Le cinéma comme «moteur d’émancipation»

Premier long-métrage de Lauren Dällenbach, «Nicole, Nicole» est dévoilé en première mondiale à Visions du Réel.  | Luna Films

Visions du Réel
Son premier documentaire, «Nicole, Nicole», figure parmi les 13 longs-métrages en compétition nationale à la 57e édition du festival nyonnais. Rencontre avec la réalisatrice originaire de La Tour-de-Peilz, Lauren Dällenbach, avant la première mondiale le 19 avril.

«T’es invalide de quoi?», «J’en sais rien!» Face caméra, le rire de Nicole est lumineux. Pour son premier long-métrage, la cinéaste Lauren Dällenbach, 34 ans, a voulu raconter la personnalité singulière de sa tante Nicole.
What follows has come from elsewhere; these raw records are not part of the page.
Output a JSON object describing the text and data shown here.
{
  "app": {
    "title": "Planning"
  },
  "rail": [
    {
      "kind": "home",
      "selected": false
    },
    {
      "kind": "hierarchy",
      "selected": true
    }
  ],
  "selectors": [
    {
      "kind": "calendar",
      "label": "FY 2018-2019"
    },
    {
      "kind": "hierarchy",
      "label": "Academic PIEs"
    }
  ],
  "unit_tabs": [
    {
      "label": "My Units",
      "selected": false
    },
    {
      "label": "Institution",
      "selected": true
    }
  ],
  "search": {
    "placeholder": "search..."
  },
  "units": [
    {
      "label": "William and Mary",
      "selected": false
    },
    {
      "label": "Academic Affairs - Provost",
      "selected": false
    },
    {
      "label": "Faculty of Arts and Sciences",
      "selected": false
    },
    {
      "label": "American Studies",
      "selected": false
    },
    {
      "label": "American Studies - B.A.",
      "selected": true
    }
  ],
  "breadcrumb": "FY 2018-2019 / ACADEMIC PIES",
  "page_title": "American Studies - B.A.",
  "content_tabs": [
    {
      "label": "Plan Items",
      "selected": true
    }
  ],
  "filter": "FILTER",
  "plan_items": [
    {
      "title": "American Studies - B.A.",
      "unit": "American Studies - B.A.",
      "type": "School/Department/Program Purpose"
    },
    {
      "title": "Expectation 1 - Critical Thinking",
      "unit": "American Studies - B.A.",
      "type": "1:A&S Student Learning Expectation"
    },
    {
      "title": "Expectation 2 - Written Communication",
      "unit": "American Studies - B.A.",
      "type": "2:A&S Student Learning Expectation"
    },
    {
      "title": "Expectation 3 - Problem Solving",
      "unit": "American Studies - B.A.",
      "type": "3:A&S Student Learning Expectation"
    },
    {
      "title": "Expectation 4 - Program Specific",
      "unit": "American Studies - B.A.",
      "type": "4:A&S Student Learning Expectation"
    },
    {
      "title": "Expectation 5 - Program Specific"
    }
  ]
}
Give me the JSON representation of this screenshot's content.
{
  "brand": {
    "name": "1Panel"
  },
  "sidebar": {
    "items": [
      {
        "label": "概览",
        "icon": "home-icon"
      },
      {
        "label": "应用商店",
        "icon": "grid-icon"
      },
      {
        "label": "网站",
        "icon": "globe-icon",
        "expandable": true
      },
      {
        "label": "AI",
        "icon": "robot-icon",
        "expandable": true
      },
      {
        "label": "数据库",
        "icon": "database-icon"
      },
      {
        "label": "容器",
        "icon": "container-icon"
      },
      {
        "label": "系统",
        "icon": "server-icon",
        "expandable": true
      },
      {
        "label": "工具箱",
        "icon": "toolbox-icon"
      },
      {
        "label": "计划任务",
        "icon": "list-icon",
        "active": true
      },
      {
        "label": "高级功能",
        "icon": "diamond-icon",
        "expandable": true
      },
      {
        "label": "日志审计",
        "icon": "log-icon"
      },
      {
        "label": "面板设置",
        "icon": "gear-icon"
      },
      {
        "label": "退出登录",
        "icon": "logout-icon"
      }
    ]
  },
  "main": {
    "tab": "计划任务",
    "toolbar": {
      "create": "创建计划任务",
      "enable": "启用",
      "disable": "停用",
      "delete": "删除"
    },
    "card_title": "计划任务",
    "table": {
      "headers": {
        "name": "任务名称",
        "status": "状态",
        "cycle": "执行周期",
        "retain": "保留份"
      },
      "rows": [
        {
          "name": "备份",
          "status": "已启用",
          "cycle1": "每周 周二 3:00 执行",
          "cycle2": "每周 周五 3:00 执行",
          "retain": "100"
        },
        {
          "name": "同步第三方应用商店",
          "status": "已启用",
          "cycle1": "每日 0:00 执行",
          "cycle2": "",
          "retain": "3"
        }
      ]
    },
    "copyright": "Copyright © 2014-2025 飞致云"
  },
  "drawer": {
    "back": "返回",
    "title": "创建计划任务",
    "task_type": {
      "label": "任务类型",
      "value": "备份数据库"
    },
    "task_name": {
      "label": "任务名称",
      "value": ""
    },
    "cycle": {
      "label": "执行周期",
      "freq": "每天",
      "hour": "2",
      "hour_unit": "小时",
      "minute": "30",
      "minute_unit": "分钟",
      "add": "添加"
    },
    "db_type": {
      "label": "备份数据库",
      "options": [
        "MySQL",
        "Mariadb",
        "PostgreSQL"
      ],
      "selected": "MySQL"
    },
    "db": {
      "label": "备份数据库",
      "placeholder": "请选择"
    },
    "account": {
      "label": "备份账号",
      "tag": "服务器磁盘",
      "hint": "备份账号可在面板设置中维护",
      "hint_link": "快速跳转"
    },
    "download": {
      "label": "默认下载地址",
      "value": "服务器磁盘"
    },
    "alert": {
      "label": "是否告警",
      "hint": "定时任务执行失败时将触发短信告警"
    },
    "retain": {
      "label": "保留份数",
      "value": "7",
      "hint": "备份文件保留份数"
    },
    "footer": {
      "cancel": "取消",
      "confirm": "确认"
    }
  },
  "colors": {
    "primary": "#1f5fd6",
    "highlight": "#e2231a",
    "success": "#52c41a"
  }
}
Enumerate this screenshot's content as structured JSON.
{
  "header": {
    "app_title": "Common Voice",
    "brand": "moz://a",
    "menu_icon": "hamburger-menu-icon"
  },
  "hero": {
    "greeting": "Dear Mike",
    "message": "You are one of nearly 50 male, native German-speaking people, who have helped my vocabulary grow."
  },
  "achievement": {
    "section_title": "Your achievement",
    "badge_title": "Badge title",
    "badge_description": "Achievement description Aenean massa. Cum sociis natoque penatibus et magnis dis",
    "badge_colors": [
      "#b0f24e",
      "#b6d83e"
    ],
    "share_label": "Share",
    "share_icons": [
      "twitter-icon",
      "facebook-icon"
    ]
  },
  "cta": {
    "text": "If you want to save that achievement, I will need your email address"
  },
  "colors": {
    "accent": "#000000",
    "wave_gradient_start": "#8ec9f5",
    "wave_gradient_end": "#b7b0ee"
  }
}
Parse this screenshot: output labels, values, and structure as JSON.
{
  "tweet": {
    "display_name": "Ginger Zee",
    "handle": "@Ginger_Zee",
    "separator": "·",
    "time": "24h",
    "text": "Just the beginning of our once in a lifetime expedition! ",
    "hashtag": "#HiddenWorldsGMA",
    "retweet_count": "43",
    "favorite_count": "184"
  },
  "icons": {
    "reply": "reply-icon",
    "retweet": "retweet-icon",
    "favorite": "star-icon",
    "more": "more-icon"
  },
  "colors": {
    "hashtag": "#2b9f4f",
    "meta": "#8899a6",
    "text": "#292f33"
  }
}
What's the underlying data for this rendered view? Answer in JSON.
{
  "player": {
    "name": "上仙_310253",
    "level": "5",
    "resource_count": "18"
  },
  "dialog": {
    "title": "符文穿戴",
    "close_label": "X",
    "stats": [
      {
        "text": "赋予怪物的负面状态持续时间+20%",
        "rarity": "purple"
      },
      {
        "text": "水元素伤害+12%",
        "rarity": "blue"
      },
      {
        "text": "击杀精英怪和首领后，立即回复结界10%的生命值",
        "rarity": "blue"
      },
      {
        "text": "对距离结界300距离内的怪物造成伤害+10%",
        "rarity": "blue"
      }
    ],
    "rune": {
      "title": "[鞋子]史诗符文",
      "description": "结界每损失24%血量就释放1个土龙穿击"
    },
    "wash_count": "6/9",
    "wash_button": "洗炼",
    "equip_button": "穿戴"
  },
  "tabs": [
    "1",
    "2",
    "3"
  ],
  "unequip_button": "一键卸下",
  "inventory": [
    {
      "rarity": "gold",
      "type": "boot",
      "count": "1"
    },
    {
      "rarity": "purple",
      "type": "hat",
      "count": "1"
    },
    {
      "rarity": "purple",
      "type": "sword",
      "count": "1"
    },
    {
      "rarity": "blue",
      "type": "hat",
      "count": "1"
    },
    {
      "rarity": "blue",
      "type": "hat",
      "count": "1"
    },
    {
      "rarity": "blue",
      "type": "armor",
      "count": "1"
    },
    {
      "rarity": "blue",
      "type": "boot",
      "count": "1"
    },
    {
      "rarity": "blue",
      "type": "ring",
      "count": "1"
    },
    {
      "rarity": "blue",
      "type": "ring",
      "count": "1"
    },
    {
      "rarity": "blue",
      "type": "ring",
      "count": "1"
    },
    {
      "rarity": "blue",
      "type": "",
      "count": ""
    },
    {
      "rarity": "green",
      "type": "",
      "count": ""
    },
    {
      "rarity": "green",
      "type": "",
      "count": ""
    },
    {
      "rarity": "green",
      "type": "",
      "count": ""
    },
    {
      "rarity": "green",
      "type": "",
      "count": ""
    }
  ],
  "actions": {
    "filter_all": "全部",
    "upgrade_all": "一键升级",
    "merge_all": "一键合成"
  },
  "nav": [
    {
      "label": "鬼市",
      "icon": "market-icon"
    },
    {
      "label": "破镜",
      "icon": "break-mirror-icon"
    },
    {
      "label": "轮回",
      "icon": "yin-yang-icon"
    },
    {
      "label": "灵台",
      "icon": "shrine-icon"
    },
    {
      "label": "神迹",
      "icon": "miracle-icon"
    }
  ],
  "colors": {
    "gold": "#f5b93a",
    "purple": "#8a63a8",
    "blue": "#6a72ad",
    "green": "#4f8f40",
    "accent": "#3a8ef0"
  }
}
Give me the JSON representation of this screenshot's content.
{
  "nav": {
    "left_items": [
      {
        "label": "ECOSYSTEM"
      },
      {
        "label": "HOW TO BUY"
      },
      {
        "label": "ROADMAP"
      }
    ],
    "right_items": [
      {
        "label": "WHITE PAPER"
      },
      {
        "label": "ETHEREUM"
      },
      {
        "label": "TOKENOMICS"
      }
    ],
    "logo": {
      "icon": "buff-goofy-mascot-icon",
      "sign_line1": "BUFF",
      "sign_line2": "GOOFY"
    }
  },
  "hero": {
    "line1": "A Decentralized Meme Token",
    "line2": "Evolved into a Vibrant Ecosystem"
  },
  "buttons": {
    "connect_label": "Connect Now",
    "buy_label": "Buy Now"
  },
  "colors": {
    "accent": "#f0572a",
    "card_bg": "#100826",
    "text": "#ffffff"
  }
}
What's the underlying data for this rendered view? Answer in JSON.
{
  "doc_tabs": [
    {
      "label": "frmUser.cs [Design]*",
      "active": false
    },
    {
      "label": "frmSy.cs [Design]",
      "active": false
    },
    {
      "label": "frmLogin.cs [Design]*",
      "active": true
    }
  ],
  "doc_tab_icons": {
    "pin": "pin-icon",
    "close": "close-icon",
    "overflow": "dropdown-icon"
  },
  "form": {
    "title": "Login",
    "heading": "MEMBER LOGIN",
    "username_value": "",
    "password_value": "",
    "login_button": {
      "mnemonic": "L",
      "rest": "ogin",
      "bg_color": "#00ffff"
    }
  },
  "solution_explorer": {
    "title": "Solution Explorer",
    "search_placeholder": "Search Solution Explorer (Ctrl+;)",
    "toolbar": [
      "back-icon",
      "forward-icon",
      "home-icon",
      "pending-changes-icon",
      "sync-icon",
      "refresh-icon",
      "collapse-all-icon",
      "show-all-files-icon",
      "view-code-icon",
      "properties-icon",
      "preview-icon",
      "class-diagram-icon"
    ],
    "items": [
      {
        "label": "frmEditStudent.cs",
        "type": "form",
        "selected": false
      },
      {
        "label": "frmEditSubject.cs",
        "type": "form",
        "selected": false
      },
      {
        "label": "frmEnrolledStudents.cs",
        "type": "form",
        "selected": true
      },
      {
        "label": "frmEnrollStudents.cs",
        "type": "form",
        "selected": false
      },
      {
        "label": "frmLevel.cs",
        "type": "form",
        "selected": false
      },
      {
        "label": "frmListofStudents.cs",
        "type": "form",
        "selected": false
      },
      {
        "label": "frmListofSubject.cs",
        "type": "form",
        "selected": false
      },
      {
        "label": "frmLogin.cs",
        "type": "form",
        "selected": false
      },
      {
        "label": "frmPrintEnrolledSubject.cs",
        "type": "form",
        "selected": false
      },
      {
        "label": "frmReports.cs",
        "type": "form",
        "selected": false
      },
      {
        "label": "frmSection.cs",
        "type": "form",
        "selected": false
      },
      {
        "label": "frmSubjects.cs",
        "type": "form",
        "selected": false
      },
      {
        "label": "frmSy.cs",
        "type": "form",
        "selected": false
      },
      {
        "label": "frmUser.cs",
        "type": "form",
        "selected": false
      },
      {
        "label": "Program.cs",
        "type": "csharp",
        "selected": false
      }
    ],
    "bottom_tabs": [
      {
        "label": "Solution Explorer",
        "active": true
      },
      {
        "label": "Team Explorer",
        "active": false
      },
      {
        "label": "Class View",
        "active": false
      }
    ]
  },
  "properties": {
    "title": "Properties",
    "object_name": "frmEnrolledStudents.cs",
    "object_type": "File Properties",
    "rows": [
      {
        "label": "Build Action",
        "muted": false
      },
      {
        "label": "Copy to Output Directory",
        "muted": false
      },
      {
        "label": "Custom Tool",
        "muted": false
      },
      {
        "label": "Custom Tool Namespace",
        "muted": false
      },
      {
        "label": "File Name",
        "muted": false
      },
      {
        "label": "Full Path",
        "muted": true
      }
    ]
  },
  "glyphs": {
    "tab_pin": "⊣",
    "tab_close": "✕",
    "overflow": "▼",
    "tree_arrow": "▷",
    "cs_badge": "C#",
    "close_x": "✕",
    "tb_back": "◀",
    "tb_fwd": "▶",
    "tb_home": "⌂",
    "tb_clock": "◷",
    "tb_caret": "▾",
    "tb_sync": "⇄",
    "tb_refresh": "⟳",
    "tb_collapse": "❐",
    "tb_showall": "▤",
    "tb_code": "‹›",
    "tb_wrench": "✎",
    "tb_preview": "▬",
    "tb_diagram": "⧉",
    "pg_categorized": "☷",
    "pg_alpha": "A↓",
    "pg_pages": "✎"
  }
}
Un film sur l’altérité, certes, mais qui révèle surtout les aspérités et les fragilités inhérentes à tout être humain.

À 55 ans, Nicole vit avec sa mère Alberte, 87 ans, dans une villa nichée au bord du Léman. Une relation filiale complexe, mâtinée de co-dépendance. Tourné principalement à La Tour-de-Peilz, ce film explore la beauté du lien familial, «dans sa tolérance et sa bienveillance».

Car «Nicole, Nicole» a embarqué trois générations de femmes – la grand-mère Alberte, la mère Danielle et la fille Lauren – dans ce récit intime et solaire. Un long-métrage qui permet de rire non pas de Nicole, mais avec elle. Un équilibre complexe, mais essentiel pour aborder avec sensibilité et intelligence les difficultés de l’altérité et du handicap. Un défi relevé avec brio.

Donner à voir les invisibles

La durée de maturation de «Nicole, Nicole» aura été conséquente: six ans de réflexion, rythmés notamment par une résidence d’écriture dans le village de Lussas en Ardèche et une présentation du projet à Visions du Réel il y a deux ans. Environ cinq mois de montage auront été nécessaires pour séquencer les quelque 125 jours de tournage. Un travail titanesque ayant abouti à un documentaire de 81 minutes.

Celle qui a fait des études en relations internationales a toujours eu cette envie, celle de réaliser un film. Dès le départ, une personne s’est imposée à son esprit: Tata Nicole. Une façon de lever le voile sur des individus invisibilisés dans la société, car décalés ou hors normes.

Pour lui éviter une posture passive, Lauren Dällenbach a impliqué sa tante dès le départ dans le projet filmique. La construction de son documentaire illustre d’ailleurs cette collaboration. Entre des séquences de prises de vues réelles s’insère ainsi un roman-photo à l’effigie de sa tante. «Nicole les adore et les dévore. Le fait d’en créer un avec elle, cela a permis de nous créer un langage commun à l’intérieur du récit, et elle a pu contribuer à l’histoire qu’elle incarne», relate la réalisatrice.

Partie de zéro

Un film comme le fruit du hasard et de l’intuition. N’ayant jamais touché de caméras avant de s’atteler à son documentaire, la ténacité de Lauren Dällenbach aura comblé ses lacunes techniques. Car la trentenaire a un profil atypique dans le milieu documentaire.

Master en philosophie politique en poche, elle enchaîne les premières expériences professionnelles, mais elle s’accroche à cette envie de documentaire. Elle finit par trouver un cours de création documentaire au centre socioculturel Pôle Sud à Lausanne. Puis s’ensuit une résidence d’écriture à Lussas, en Ardèche, où elle rencontre son futur producteur, Jean-Charles Leyris. «Ce film, ça a été tout un apprentissage. Au début, je n’osais même pas toucher la caméra pour filmer.»

À quelques jours de la première mondiale de «Nicole, Nicole», elle parvient à réaliser tout le chemin parcouru ces six dernières années. Sa tante n’est d’ailleurs pas en reste: Nicole a depuis trouvé un appartement et elle travaille dans un atelier de poterie veveysan, l’atelier Argile, rattaché à la Fondation Les Eglantines.

«Dès le départ, je voulais qu’elle ait un pouvoir d’action sur le film. Il se trouve que ce film a aussi eu un impact sur sa vie. Ce documentaire a été un moteur émancipateur, pour ma tante et pour moi.»